The Durk Pearson & Sandy Shaw®
Life Extension NewsTM
Volume 19 No. 7 • December 2016



...dissent is transformed into a threat that the subject will refuse to carry out the authority’s orders. Finally ... he disobeys. Inner doubt, externalization of doubt, dissent, threat, disobedience: it is a difficult path, which only a minority of subjects are able to pursue to its conclusion. Yet it is not a negative conclusion, but has the character of an affirmative act, a deliberate bucking of the tide.

The price of disobedience is a gnawing sense that one has been faithless. Even though he has chosen the morally correct action, the subject remains troubled by the disruption of the social order he brought about, and cannot fully dispel the feeling that he deserted a cause to which he had pledged support. It is he, and not the obedient subject, who experiences the burden of his action.

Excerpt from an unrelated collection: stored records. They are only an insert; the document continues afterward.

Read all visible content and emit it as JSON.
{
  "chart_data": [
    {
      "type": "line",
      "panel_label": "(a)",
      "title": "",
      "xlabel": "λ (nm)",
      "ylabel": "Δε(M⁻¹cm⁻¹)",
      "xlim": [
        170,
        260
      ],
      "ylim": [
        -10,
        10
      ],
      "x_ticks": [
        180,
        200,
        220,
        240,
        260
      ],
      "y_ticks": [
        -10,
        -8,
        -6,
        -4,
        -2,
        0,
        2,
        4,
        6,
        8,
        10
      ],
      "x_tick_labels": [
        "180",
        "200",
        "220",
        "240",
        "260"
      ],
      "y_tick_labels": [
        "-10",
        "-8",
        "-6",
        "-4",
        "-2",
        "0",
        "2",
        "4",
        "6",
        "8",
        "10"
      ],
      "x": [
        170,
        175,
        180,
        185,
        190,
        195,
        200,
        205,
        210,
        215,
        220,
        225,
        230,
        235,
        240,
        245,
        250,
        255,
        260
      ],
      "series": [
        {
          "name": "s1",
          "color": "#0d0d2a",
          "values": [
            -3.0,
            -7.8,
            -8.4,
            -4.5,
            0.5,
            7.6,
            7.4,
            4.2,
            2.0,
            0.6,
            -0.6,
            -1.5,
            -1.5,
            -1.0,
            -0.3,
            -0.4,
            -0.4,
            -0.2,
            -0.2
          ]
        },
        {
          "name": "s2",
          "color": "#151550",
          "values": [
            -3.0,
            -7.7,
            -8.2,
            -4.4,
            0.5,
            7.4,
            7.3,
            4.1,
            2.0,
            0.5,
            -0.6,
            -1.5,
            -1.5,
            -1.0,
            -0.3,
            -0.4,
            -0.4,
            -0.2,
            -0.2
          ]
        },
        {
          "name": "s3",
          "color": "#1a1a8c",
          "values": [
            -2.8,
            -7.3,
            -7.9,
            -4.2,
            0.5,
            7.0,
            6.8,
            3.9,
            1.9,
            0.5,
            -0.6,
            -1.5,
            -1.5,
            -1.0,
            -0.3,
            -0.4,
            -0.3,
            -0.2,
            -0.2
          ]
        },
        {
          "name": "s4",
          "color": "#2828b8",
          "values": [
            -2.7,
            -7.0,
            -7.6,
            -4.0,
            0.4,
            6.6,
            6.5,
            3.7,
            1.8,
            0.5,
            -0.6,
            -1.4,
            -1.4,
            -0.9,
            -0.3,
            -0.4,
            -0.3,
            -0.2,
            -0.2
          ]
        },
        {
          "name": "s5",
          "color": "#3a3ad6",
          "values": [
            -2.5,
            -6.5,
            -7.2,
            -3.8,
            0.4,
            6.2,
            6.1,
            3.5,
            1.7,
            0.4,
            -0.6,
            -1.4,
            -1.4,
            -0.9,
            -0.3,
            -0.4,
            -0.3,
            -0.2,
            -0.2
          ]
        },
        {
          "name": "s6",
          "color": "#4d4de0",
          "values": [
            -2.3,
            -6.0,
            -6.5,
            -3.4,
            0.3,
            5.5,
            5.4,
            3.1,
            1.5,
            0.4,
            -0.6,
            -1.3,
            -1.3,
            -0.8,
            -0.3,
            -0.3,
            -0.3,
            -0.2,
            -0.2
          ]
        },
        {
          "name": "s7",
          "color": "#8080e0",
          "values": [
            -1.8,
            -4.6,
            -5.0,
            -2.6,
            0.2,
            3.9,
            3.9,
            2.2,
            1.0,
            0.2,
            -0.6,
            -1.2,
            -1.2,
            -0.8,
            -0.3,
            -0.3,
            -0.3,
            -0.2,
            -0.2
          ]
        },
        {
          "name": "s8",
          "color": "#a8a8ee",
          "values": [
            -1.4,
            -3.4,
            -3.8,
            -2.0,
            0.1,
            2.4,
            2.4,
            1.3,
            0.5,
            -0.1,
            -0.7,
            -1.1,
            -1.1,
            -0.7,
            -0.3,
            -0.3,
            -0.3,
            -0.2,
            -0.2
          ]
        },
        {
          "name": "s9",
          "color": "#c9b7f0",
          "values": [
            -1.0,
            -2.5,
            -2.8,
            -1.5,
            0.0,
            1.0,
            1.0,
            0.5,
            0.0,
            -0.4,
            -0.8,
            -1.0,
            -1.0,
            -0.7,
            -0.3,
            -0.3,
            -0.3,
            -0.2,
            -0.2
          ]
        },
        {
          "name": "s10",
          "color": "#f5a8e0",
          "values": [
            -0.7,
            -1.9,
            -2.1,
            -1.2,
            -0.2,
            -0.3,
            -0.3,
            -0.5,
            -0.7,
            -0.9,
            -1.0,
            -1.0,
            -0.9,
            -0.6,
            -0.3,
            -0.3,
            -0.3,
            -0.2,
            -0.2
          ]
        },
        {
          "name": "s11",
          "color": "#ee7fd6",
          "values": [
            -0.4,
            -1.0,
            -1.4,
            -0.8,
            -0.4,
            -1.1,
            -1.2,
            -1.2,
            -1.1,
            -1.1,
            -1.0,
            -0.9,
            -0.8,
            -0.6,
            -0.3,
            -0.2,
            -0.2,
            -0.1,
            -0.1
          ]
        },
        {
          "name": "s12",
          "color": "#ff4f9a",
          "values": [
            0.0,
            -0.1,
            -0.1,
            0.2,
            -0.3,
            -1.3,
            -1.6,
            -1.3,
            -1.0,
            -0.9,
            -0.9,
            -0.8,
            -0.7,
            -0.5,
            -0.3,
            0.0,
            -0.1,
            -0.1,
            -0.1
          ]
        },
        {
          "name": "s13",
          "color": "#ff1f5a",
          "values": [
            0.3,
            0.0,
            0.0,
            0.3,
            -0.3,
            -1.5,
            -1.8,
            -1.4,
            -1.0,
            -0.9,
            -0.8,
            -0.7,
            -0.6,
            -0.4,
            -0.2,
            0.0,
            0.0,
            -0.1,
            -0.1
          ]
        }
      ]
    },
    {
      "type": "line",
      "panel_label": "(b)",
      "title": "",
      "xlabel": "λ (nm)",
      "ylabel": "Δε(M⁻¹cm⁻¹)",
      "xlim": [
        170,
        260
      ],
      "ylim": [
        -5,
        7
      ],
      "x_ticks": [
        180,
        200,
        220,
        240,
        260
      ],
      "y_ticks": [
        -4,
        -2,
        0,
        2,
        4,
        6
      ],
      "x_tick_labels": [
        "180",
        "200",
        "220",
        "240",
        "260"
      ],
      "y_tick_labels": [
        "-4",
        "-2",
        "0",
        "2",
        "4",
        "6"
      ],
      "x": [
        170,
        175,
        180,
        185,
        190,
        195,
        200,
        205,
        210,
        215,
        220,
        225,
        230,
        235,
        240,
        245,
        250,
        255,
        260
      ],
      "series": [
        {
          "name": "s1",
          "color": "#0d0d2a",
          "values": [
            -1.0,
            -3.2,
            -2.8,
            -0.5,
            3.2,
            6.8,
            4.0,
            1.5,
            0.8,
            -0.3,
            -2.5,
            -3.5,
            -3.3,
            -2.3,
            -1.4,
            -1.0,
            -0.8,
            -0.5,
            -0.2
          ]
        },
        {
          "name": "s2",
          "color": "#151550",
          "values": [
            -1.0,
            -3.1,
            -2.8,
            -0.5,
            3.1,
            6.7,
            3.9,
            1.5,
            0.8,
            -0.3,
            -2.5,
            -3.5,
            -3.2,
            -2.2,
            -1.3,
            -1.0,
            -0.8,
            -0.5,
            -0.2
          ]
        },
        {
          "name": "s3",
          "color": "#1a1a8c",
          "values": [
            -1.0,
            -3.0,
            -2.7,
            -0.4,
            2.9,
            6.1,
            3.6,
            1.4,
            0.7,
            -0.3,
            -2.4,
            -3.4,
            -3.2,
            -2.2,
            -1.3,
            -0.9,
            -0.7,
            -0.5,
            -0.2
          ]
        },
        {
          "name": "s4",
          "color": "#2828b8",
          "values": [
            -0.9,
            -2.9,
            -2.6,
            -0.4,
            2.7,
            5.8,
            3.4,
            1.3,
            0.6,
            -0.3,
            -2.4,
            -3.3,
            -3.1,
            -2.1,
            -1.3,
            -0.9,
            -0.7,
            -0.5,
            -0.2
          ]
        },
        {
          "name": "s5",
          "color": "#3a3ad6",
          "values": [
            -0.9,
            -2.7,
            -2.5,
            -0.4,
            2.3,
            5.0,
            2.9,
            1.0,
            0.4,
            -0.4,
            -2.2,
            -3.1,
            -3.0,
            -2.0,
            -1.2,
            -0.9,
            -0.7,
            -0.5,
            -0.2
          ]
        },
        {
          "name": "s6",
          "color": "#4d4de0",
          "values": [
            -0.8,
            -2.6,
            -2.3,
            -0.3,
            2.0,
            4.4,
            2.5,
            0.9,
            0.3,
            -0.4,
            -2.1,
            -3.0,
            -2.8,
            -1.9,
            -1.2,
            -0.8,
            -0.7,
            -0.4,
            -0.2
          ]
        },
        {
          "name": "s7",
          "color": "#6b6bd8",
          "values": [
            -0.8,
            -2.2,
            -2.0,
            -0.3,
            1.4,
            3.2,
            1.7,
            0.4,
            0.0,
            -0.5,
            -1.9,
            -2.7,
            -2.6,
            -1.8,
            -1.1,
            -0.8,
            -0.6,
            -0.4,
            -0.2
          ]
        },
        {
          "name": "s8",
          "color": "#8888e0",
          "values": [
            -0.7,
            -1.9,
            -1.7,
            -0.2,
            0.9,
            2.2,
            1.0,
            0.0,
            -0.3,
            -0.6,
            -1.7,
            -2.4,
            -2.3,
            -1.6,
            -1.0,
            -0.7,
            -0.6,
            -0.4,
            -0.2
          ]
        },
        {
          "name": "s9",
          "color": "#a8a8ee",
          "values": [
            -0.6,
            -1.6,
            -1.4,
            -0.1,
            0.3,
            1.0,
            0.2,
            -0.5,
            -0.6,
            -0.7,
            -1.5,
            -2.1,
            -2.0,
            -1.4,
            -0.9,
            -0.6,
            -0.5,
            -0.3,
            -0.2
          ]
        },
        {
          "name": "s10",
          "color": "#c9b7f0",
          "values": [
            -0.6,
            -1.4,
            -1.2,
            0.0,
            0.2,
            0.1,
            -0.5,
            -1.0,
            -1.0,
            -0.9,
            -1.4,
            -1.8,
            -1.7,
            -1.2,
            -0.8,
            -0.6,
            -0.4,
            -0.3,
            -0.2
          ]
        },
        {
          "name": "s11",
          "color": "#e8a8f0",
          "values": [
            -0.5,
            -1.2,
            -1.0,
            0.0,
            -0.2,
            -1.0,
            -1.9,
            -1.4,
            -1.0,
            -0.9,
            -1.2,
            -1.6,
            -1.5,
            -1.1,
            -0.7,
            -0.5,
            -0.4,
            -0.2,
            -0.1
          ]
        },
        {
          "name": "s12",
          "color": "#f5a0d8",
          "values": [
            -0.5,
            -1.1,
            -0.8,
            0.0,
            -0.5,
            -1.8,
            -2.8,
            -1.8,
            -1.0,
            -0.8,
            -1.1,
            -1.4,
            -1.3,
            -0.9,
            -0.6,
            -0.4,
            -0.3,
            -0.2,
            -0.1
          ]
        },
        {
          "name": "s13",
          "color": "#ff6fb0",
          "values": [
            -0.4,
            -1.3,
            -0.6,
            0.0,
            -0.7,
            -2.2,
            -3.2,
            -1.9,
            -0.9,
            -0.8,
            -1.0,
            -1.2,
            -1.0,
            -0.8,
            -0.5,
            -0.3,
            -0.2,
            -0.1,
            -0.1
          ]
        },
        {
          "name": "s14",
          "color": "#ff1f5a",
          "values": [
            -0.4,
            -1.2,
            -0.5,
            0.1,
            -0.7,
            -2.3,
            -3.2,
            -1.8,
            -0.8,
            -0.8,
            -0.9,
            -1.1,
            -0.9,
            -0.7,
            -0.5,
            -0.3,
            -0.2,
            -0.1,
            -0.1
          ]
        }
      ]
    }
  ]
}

—Stanley Milgram, Obedience to Authority (Harper & Row, 1975)

He said that they needed in all countries natural leaders like myself; I had only to sign, and bygones would be bygones, and I should be given every chance to satisfy my will to power. I didn’t tell him that natural leaders don’t have any will to power. He wouldn’t have understood what I meant.

—Geoffrey Household, Rogue Male (Orion Books, 2002)

In writing a novel, when in doubt, have two guys come through the door with guns.